On his first company
The first funding he got came from his family and friends; it was so small that he had to use his knowledge in design and architecture such that he didn’t have to raise lots of money. This is where he saw the importance of designing a solution that doesn’t need a lot of money. Here he was forced to move things around, to mix and match until he found the right design.
“It’s either you innovate and create a new product with the best engineers, or you out-design your competitors.”
Dado also constantly talked about the importance of timing and entering the market at the right time. He talked about his famous microchips and how design played an integral role to its success. And true enough, it was the Dado design that really put his micro-chips over the top, even beating the Intel, the company that later on would buy Dado’s microchip company
But at the same time, Dado wasn’t afraid to admit that all this wouldn’t have been possible without luck. Yet at the same time, he emphasized the importance of creating our own luck and putting ourselves in the position to succeed by working hard, analyzing the market and out designing the competition.
On the future of tech
When Dado was asked what he thought was the next big wave in tech, he answered with a simple, ‘mathematics.’ He even went as far as to say, “We can stop innovating in Silicon Valley in semiconductors and computing infrastructures, and we can still create a lot of products today. It’s really more a matter of coming up with applications of math and algorithms to simply data into small data.”

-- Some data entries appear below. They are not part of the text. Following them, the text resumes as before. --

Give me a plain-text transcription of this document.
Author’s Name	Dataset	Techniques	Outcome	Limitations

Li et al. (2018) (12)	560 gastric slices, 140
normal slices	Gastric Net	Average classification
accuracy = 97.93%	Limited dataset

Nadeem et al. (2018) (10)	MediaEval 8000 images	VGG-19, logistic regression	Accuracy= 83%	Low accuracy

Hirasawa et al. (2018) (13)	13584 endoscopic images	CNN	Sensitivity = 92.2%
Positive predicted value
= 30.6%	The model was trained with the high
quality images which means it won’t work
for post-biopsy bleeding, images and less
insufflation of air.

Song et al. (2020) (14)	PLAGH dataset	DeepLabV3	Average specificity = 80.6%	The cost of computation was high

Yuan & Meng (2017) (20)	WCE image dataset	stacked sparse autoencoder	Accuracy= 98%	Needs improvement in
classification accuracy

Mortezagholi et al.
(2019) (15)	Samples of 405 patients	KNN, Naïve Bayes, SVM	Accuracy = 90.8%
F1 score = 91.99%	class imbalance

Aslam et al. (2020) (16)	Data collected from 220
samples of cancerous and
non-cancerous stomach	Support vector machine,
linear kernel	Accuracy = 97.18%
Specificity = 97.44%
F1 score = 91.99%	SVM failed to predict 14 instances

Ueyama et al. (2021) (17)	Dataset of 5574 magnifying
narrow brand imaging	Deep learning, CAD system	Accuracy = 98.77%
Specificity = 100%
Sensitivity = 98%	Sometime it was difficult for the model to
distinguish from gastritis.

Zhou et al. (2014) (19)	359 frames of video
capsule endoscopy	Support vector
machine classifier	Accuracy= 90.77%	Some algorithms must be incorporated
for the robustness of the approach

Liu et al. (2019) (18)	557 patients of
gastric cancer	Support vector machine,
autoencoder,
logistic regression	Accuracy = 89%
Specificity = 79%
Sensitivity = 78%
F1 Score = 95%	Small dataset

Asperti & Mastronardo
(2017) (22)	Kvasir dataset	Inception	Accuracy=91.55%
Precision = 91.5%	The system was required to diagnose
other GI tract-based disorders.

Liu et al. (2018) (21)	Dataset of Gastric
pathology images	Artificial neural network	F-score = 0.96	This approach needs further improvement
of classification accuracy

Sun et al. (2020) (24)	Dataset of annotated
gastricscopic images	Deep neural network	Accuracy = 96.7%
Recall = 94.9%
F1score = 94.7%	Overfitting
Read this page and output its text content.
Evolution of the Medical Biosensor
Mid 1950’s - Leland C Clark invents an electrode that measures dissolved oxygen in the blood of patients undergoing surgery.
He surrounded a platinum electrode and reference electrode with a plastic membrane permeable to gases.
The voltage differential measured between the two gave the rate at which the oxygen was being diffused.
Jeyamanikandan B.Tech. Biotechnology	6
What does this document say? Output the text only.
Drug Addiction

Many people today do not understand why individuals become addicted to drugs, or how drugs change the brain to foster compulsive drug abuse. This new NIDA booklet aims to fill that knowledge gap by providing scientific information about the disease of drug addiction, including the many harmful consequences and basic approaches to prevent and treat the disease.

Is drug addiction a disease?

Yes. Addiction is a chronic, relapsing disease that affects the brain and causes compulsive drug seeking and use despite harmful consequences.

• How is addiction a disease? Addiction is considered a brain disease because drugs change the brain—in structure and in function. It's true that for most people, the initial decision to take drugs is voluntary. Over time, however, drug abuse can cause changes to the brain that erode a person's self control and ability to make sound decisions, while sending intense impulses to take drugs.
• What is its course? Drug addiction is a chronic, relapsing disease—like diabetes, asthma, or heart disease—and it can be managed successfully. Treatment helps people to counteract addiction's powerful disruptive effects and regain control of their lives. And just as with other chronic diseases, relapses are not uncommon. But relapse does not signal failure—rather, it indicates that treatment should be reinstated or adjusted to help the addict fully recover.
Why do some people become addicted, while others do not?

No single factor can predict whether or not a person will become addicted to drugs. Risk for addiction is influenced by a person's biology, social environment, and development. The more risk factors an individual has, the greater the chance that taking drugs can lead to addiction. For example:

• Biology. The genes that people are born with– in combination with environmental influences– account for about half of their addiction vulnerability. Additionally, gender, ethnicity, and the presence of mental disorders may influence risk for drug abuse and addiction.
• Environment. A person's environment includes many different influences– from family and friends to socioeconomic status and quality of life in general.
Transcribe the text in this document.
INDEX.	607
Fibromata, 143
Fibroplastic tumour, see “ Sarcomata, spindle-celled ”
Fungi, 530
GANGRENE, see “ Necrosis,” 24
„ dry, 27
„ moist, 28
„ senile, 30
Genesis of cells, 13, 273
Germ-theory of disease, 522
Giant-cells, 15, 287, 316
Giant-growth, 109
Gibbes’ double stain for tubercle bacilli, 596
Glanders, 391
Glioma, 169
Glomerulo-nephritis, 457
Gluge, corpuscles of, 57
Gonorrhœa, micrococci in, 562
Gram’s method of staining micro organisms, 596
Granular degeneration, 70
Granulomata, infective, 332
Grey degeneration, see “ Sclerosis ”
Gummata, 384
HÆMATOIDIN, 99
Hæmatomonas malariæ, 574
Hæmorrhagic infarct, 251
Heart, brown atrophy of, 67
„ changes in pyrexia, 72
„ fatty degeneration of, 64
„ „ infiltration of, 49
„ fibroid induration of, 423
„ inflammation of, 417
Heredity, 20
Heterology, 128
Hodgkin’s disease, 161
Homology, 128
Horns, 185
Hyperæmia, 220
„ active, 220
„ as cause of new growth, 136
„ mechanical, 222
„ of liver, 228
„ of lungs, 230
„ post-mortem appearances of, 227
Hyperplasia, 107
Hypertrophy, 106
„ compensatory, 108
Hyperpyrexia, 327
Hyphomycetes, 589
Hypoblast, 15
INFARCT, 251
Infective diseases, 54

He continued to emphasize the importance of math, data and analytics to our future. He talked about how all our data right now is very unstructured, and how mobile is causing all the mess, and why deep mathematics is required to solve all this.
But more than just the math, he also highlighted the importance of psychology because if you think about it, data comes from people. The intent of every person may be different for every data, so this is where psychology and understanding humans come in.
On what else he has left to accomplish
Despite all his success already, Dado still has a much bigger dream—a dream for his home country.
“I hope I’m still alive when the Philippines can be classified using world standards as no longer a poor country.”
Through the Philippine Development Foundation, the foundation he started, he hopes to encourage entrepreneurship and innovation, and institutionalize it in the university system. He believes that Filipinos have so much potential, and that education is one of the keys to unlocking this potential. Moreover, he says that his time as an entrepreneur his over, as he now heads his own venture capital fund, “Tallwood Venture Capital.” He is now looking into investing in others, and helping their dreams come true.
Why can’t we?
It’s not often that you get to hear or even talk to a man as accomplished as Dado Banatao, and I left his talk optimistic about the future. If he could rise all the way to the top, go head to head with a company like Intel, and have conversations with the likes of Steve Jobs and Bill Gates, why can’t we?